Накануне майских праздников меня в числе нескольких самых крепких учеников нашего класса попросили разгрузить машину с новенькими партами, которые школа получила в подарок от шефов. Каждый класс, за исключением малолеток, разгружал свои парты сам. И вот, когда работа была почти закончена, я, стоя в кузове грузовика, увидел через школьный забор дядю Колю. За забором на той стороне улицы был продуктовый магазин, куда и направлялся бывший наш с мамой знакомый. Сердце мое замерло, а потом застучало так громко, что мне казалось, все вокруг должны его слышать. Я спрыгнул с машины и выскочил на улицу. Возле магазина была телефонная будка – я вошел внутрь и стал ждать. Вскоре дядя Коля появился. В руке он нес сетчатую плетеную сумку под названием авоська, то есть взятую на авось, на случай, если в магазин завезли какой-нибудь ценный продукт, – на сей раз в авоське были три бутылки жигулевского пива. Сам еще не зная зачем, я двинулся следом. Я шел за дядей Коле на расстоянии тридцати шагов, надвинув на лоб кепку, чтобы он меня не узнал, если обернется, но дядя Коля и не думал оборачиваться, – это ему было не к чему. Он вышагивал уверенно, неторопко, как знающий себе цену и вес человек, под началом которого корячилась целая бригада, послушная его зычному голосу и сумрачному взгляду. Пожалуй, он был даже видный мужик, – большой, кряжистый, цыганистого типа, самодовольный и наглый, не ставящий людей ни во что, бабья порча, как сказала о нем тетя Лиза, – это он делал с моей матерью, что хотел, и в его медвежьих объятьях она, голая, срамная, пьяная, забывала обо всем, даже о своей сыне… Я почти ничего не знал о нем, – была ли у него где-то там, на юге, своя семья, жена, дети, я не знал, куда он направляется и ждет ли его кто, но, судя по трем бутылкам пива, он шел не на свидание, а скорее к себе домой…

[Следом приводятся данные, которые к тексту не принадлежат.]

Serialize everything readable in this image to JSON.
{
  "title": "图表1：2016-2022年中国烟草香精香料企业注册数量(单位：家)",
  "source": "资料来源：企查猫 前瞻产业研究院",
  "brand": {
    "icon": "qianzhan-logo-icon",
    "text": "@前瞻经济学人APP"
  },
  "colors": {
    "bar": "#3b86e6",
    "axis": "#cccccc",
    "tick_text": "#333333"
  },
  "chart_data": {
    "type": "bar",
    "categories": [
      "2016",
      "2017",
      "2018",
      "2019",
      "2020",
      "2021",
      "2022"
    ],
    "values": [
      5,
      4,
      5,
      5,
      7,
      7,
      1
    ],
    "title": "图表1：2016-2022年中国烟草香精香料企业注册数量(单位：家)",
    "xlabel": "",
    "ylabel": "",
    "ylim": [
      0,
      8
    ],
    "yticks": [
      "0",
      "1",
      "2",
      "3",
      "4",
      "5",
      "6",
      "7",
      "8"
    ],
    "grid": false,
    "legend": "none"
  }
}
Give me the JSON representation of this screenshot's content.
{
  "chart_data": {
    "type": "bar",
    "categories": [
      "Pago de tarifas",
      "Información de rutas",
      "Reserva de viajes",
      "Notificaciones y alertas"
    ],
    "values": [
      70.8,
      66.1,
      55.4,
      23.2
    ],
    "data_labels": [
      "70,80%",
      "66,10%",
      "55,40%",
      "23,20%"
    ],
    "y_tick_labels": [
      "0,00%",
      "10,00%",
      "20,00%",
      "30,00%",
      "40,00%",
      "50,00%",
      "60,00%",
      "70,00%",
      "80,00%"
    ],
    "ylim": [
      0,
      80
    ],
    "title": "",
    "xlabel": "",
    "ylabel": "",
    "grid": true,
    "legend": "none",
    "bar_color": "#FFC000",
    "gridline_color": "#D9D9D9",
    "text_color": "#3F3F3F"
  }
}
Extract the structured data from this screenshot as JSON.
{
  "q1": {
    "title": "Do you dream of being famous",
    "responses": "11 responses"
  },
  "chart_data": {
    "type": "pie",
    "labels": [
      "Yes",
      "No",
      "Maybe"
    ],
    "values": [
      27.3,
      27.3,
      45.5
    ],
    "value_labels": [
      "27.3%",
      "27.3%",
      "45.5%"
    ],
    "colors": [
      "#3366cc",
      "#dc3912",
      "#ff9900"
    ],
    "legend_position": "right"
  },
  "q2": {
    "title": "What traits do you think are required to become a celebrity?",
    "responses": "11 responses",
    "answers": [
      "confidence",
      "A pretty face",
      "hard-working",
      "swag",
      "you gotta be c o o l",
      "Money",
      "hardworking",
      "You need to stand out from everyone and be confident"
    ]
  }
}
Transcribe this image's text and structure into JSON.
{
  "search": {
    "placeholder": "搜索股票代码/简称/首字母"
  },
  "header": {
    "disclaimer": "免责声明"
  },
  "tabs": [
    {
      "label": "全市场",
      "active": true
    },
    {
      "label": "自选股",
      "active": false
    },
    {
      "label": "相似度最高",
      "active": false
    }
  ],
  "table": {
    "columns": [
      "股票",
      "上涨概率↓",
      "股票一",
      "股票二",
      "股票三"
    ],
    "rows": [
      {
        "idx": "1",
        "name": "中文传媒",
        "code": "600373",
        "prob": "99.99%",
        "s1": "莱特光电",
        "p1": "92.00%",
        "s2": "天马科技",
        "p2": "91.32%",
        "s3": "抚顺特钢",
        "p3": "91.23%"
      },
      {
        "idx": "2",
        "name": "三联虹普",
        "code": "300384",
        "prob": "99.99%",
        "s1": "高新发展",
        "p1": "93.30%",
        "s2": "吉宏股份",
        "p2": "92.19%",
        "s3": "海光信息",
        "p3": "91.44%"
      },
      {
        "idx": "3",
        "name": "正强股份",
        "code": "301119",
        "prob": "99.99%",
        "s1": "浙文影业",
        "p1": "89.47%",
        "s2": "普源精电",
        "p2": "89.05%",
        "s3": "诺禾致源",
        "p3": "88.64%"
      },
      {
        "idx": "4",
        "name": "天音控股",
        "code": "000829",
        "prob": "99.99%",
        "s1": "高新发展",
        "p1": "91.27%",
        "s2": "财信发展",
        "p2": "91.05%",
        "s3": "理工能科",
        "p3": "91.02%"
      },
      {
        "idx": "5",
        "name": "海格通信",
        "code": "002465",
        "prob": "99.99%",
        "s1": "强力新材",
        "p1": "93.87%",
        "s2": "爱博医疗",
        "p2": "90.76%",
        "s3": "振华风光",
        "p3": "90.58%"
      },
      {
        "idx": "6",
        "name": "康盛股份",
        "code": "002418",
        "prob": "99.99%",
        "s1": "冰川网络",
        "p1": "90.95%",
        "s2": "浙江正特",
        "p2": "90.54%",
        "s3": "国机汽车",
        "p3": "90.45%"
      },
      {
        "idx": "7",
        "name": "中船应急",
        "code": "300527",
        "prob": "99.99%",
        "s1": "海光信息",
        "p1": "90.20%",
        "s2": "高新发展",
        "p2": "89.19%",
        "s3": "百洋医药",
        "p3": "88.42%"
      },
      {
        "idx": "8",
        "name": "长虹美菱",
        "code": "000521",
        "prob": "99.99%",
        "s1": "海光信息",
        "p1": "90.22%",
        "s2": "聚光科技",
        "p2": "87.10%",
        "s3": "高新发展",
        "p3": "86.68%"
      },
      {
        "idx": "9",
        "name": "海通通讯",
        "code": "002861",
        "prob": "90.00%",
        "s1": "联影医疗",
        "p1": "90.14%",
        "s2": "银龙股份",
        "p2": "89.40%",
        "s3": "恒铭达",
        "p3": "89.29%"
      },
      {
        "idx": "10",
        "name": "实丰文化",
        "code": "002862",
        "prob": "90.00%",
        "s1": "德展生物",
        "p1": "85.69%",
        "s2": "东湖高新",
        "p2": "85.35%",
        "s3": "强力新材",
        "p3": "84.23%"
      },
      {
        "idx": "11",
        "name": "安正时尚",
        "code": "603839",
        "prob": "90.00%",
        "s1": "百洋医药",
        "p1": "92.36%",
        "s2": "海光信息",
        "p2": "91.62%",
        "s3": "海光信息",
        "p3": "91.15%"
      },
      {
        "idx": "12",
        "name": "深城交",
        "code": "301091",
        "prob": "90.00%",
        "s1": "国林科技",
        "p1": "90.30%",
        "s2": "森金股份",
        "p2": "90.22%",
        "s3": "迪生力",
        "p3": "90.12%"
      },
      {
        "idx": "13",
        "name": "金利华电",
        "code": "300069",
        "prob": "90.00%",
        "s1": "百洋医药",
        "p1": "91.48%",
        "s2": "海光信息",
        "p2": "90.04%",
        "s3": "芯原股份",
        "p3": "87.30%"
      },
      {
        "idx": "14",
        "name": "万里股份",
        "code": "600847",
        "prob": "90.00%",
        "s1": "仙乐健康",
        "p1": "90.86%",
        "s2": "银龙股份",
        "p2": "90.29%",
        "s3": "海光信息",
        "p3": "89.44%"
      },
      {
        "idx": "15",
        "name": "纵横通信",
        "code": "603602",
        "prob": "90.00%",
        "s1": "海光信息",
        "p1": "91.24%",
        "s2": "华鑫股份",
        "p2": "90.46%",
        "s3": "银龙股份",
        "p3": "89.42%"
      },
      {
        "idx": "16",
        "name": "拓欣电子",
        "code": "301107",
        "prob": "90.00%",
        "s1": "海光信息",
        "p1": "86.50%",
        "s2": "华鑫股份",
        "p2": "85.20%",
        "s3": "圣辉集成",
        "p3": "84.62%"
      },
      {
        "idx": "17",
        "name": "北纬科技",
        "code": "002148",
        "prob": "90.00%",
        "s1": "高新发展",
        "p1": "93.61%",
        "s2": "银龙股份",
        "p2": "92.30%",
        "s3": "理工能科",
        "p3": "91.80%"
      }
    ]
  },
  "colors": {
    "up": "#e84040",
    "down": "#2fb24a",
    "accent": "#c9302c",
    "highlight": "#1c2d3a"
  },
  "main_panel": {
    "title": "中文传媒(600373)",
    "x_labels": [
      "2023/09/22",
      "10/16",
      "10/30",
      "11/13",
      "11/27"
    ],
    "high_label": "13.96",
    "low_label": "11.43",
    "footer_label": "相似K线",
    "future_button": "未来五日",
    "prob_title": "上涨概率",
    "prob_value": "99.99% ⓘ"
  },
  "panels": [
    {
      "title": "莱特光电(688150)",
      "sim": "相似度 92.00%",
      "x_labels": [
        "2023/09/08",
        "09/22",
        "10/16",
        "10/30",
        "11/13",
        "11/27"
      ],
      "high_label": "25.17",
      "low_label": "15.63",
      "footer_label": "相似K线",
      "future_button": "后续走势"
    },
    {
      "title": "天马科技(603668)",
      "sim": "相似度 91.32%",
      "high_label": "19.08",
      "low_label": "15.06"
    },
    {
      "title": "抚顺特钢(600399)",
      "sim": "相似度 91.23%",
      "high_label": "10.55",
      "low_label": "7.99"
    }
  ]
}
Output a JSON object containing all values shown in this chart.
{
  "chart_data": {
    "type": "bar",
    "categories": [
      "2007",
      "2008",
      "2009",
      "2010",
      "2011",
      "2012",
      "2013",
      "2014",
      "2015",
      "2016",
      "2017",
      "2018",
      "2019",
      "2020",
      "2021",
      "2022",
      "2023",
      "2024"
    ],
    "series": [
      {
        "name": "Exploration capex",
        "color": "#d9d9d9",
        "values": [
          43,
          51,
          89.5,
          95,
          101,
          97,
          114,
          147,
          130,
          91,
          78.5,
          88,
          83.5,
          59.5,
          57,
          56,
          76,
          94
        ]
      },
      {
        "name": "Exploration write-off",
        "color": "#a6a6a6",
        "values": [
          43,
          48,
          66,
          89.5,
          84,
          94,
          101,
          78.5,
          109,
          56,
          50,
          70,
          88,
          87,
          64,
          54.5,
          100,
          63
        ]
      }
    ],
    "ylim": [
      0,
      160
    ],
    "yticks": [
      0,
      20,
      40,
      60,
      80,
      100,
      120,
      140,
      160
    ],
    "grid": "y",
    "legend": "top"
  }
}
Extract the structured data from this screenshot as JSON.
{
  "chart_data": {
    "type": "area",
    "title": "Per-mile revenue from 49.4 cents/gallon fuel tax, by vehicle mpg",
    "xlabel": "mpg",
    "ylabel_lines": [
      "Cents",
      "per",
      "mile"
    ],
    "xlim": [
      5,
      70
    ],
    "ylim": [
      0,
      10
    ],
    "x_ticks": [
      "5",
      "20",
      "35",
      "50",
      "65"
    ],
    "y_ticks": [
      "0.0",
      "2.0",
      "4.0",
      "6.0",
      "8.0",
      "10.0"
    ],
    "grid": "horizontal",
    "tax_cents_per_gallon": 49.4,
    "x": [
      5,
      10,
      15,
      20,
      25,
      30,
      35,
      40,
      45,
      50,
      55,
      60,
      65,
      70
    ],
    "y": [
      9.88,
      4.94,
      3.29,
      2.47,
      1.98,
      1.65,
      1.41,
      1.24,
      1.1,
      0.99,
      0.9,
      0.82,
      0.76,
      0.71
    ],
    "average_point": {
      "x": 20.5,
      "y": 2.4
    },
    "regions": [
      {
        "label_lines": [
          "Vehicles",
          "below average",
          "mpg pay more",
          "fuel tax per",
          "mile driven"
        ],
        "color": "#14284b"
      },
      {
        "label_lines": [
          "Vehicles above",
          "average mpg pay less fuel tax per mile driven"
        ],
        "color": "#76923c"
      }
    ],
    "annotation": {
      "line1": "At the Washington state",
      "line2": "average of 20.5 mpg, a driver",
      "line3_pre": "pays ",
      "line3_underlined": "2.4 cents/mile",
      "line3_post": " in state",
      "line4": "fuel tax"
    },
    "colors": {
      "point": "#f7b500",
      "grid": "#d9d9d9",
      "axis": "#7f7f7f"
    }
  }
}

Были уж сумерки, но небо на западной окраине не погасало – начались белые ночи… Улицы города уже просохли, освободившись от снега и льда, и только во дворах еще тут и там на фоне черной оттаявшей земли белели зимние залежи. От них в чуть согревшемся за день воздухе веяло холодом, и таким же холодным был вечерний неубывающий свет над крышами домов. Я крался за дядей Колей, и сердце мое громко стучало. Он шел как-то странно, то улицей, то дворами, словно, хотел запутать меня, впрочем, в развороте его плеч, в его походке читалось другое – что прошлого за ним нет, в смысле гнетущих воспоминаний и укоров совести. Он нес свою непробиваемую правоту. Да, он ни разу не обернулся, хотя мой взгляд должен был уже прожечь ему затылок.
Я так увлекся преследованием, что споткнулся и чуть не упал. Под ногою лежал небольшой острый камень, вмерзший в наледь. Я выбил его носком ботинка из лунки и взял в руку. Я сделал это раньше, чем сообразил, зачем он мне нужен. Но теперь я знал, зачем. Камень был тяжелый, ребристый и удобно лежал в руке. Сначала я решил подкрасться поближе и бросить камень в затылок дяде Коле, но на голове его была фуражка, так что мой враг вряд ли бы прочувствовал в полную меру избранное ему наказание.